The Kenya Revenue Authority (KRA) has advised Kenyans to take advantage of the ongoing tax waiver until June 2024.
What did KRA say on tax waivers?
In a notice dated Monday, October 2, the taxman said the amnesty was in line with Finance Act 2023.
KRA Commissioner General Humphrey Wattanga said taxpayers with accrued interests up to December 2022 should pay the principal taxes due so the agency can write off penalties.
“One of the key pillars to enhance voluntary compliance is the tax amnesty programme introduced through the Finance Act 2023. In the spirit of giving back to taxpayers, we are calling on all who have accrued interests up to December 2022 to pay up the principal taxes due, so that we can write off the penalties and interests accrued,” Wattanga said.
“Take advantage of the Tax amnesty. Don’t miss out on this opportunity,” KRA stated.
Who shall not qualify for KRA tax amnesty?

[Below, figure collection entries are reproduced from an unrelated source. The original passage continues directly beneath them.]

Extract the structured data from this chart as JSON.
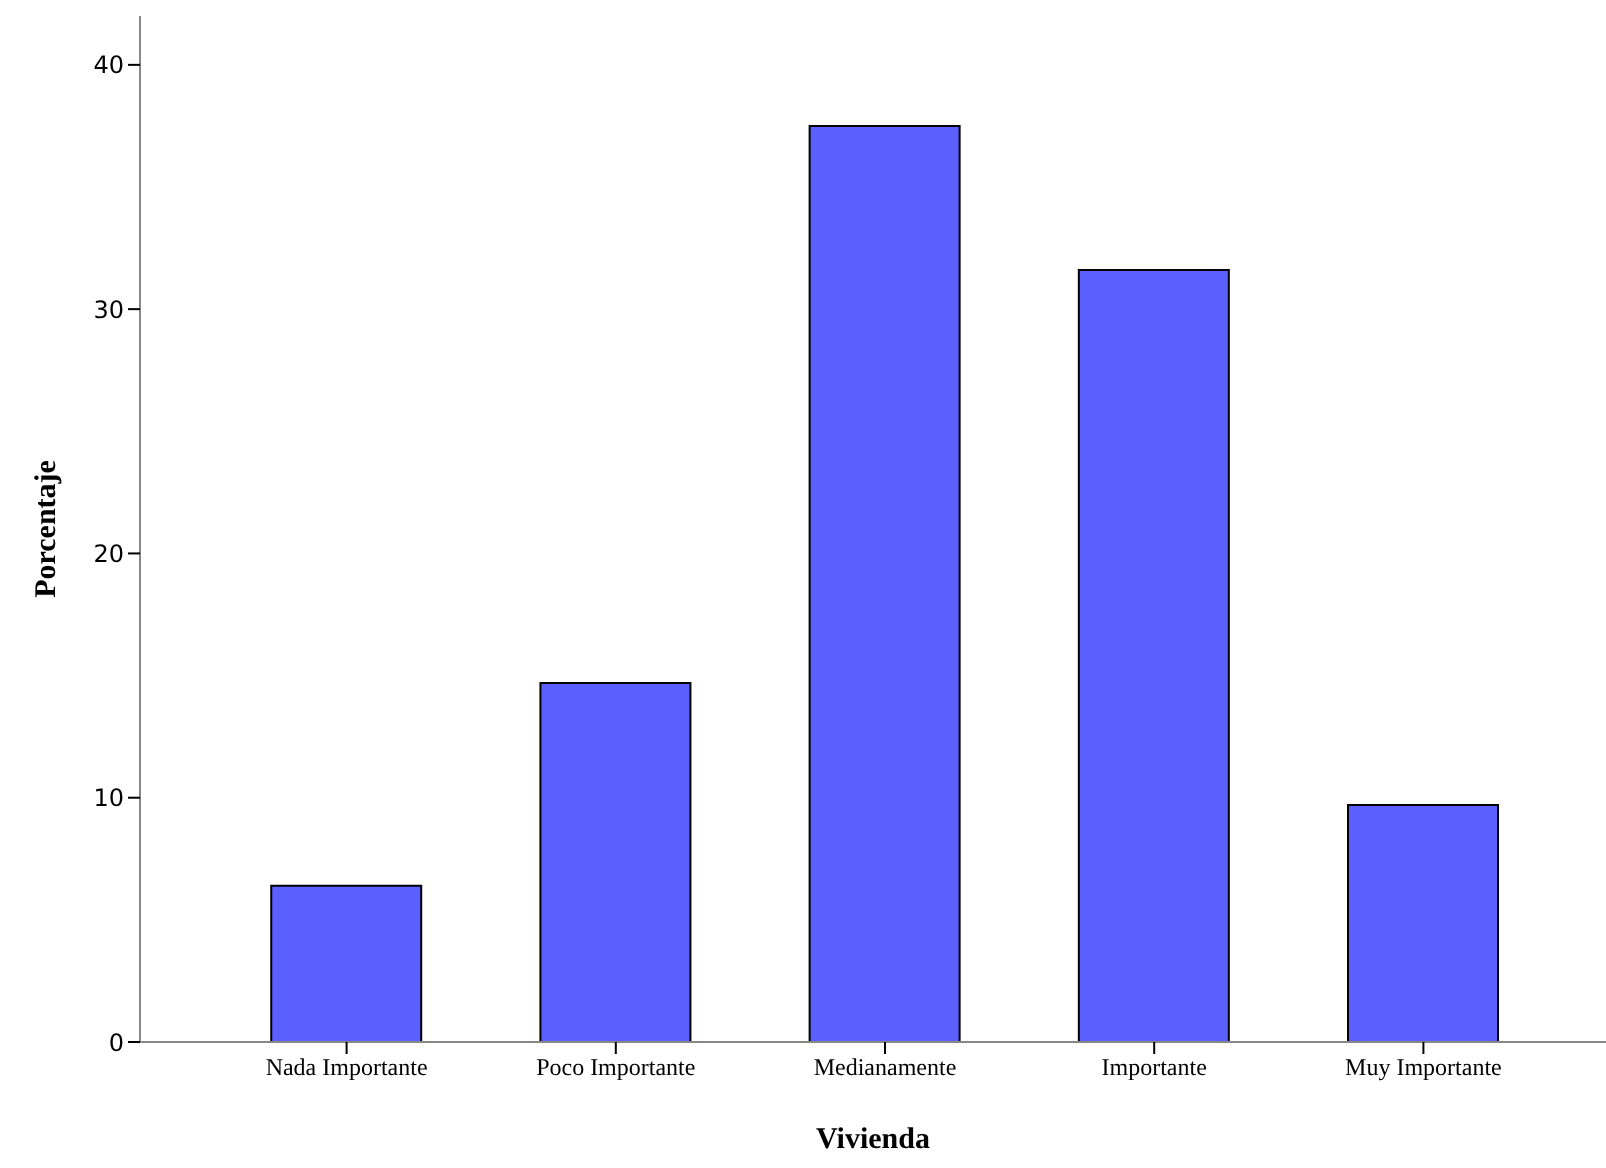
{
  "chart_data": {
    "type": "bar",
    "xlabel": "Vivienda",
    "ylabel": "Porcentaje",
    "categories": [
      "Nada Importante",
      "Poco Importante",
      "Medianamente",
      "Importante",
      "Muy Importante"
    ],
    "values": [
      6.4,
      14.7,
      37.5,
      31.6,
      9.7
    ],
    "color": "#5b5ffe",
    "ylim": [
      0,
      42
    ],
    "yticks": [
      0,
      10,
      20,
      30,
      40
    ],
    "grid": false,
    "legend": false
  }
}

KRA stated that those with interest and penalties arising from non-filing of returns were entitled to automatic waiver of the same upon the filing of returns.
However, the waiver does not cover penalties and interest related to customs duty since it is limited to the Tax Procedures Act 2015 provisions.
“The amnesty only covers tax laws covered under the Tax Procedure Act, 2015. Custom duties administered under the East Africa Act do not qualify for amnesty,” KRA stated.
How much did KRA lose in waivers?
In May, KRA accused the National Treasury of improper writing of KSh 9.2 billion in tax waivers and abandonment
KRA’s top governing body mentioned several companies that benefitted from the underhand deal, claiming that the Treasury did not consult it.
The taxman disclosed that exemptions, waivers and abandonment were a major obstacle to realising revenue targets.
A total of KSh 20.4 billion worth of tax was written off between January 2018 and February 2023, with the session in parliament bringing to light details of irregular approvals made by the Treasury.